Target (NYSE: TGT) investors expressed their booming enthusiasm for the company by sending shares 20% higher following the retailer's second-quarter earnings report. That announcement was highlighted by slight surprises on sales and profits, along with a stable outlook for the second half of 2019. Yet the bigger story was that the chain's shift into multichannel selling appears to be making it more profitable rather than less so, as investors feared might happen.
CEO Brian Cornell and his team explained in a conference call with Wall Street analysts why that change is helping lift the business to new heights when it comes to overall growth and earnings power.
Image source: Getty Images.
It's all about digital speed
Our same-day options are growing much faster than our digital sales, specifically combined sales for in-store pickup, drive-up, and Shipt have more than doubled over the last year, accounting for nearly three-quarters of Target's 34% digital comp in the second quarter. That means that nearly 1.5 percentage points of the company's overall comp[arable-store sales] growth was driven by our same-day services.
-- COO John Mulligan
Three months ago, management called the same-day portion of the e-commerce channel a "game changer," and this week executives revealed more data supporting this contention. The 36% spike in digital sales accounted for most of the retailer's 5% comparable-store sales gain, but the real growth driver shows up when you look beneath that top-line figure.
In fact, same-day fulfillment orders expanded by over 100% this quarter to account for about 75% of all digital sales. Put another way, these quick-delivery and pickup services represented about one-third of Target's comp growth this quarter, up from roughly one-quarter just three months ago.
Getting more profitable
What's even better is that these services also make sense for our business because they leverage existing store assets and our store teams in new ways. As a result, our same-day options are also the most profitable within our digital offering.

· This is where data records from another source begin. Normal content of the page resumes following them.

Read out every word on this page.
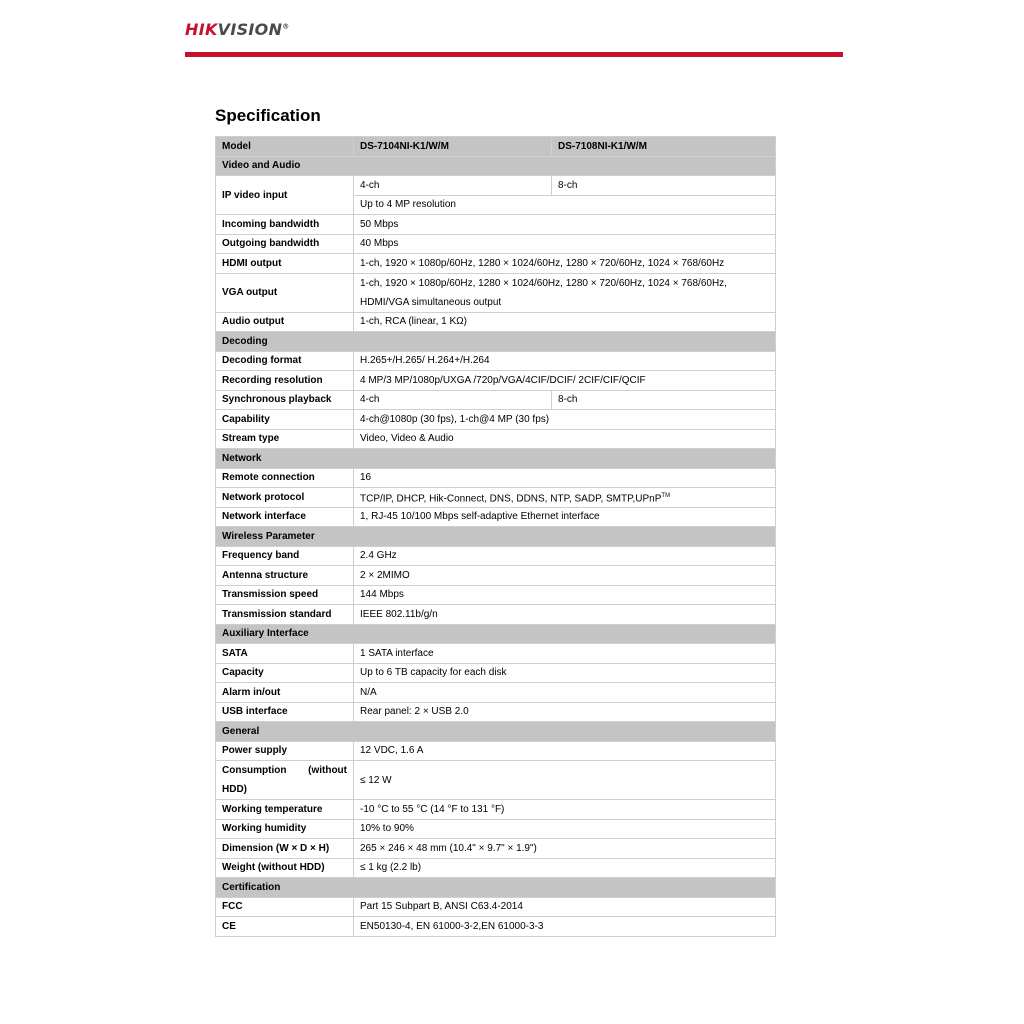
HIKVISION®
Specification
Model	DS-7104NI-K1/W/M	DS-7108NI-K1/W/M
Video and Audio		
IP video input	4-ch	8-ch
	Up to 4 MP resolution	
Incoming bandwidth	50 Mbps	
Outgoing bandwidth	40 Mbps	
HDMI output	1-ch, 1920 × 1080p/60Hz, 1280 × 1024/60Hz, 1280 × 720/60Hz, 1024 × 768/60Hz	
VGA output	1-ch, 1920 × 1080p/60Hz, 1280 × 1024/60Hz, 1280 × 720/60Hz, 1024 × 768/60Hz,
HDMI/VGA simultaneous output	

Audio output	1-ch, RCA (linear, 1 KΩ)	
Decoding		
Decoding format	H.265+/H.265/ H.264+/H.264	
Recording resolution	4 MP/3 MP/1080p/UXGA /720p/VGA/4CIF/DCIF/ 2CIF/CIF/QCIF	
Synchronous playback	4-ch	8-ch
Capability	4-ch@1080p (30 fps), 1-ch@4 MP (30 fps)	
Stream type	Video, Video & Audio	
Network		
Remote connection	16	
Network protocol	TCP/IP, DHCP, Hik-Connect, DNS, DDNS, NTP, SADP, SMTP,UPnP™
Network interface	1, RJ-45 10/100 Mbps self-adaptive Ethernet interface	
Wireless Parameter		
Frequency band	2.4 GHz	
Antenna structure	2 × 2MIMO	
Transmission speed	144 Mbps	
Transmission standard	IEEE 802.11b/g/n	
Auxiliary Interface		
SATA	1 SATA interface	
Capacity	Up to 6 TB capacity for each disk	
Alarm in/out	N/A	
USB interface	Rear panel: 2 × USB 2.0	
General		
Power supply	12 VDC, 1.6 A	

Consumption (without
HDD)	≤ 12 W	
Working temperature	-10 °C to 55 °C (14 °F to 131 °F)	
Working humidity	10% to 90%	
Dimension (W × D × H)	265 × 246 × 48 mm (10.4" × 9.7" × 1.9")	
Weight (without HDD)	≤ 1 kg (2.2 lb)	
Certification		
FCC	Part 15 Subpart B, ANSI C63.4-2014	
CE	EN50130-4, EN 61000-3-2,EN 61000-3-3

The main worry with Target's shift toward multichannel selling from its prior physical shopping focus was that overall profitability would decline. However, the consumer demand for instant gratification has changed that calculus since the retailer's national network of stores allows it to deliver products within hours of a shopper's order.
The profitability on those quick orders is improving, too. Executives estimated that costs fell by about 30% in the past year in areas like in-store pickup as volumes rose and as the company learned how to make better use of labor time. That success helped push overall profit margin up to 30.6% of sales from 30.3% a year ago. That marked the first time in almost three years that Target boosted that critical profit figure.
Elevated spending for years
We continue to expect to invest about $3.5 billion in [capital expenditures], driven by our remodel program, other investments in store assets, new store openings, and in our supply chain and technology capabilities.
-- CFO Cathy Smith
Target affirmed its full-year sales outlook and predicted a strong profit margin performance over the final half of 2019. Looking further out, executives said that its elevated capital investment pace will continue through 2020 and into 2021, at which point its store remodels into fulfillment centers will be complete and spending will level off.
Given that the chain started its investing strategy in 2017, that's five years of unusually heavy spending for the retailer. Yet the focus has allowed digital selling to power the consumer products stock's fastest growth in over a decade. Combine that trend with the fact that same-day sales are growing even faster and becoming more profitable, and it's clear why investors see a much brighter future ahead.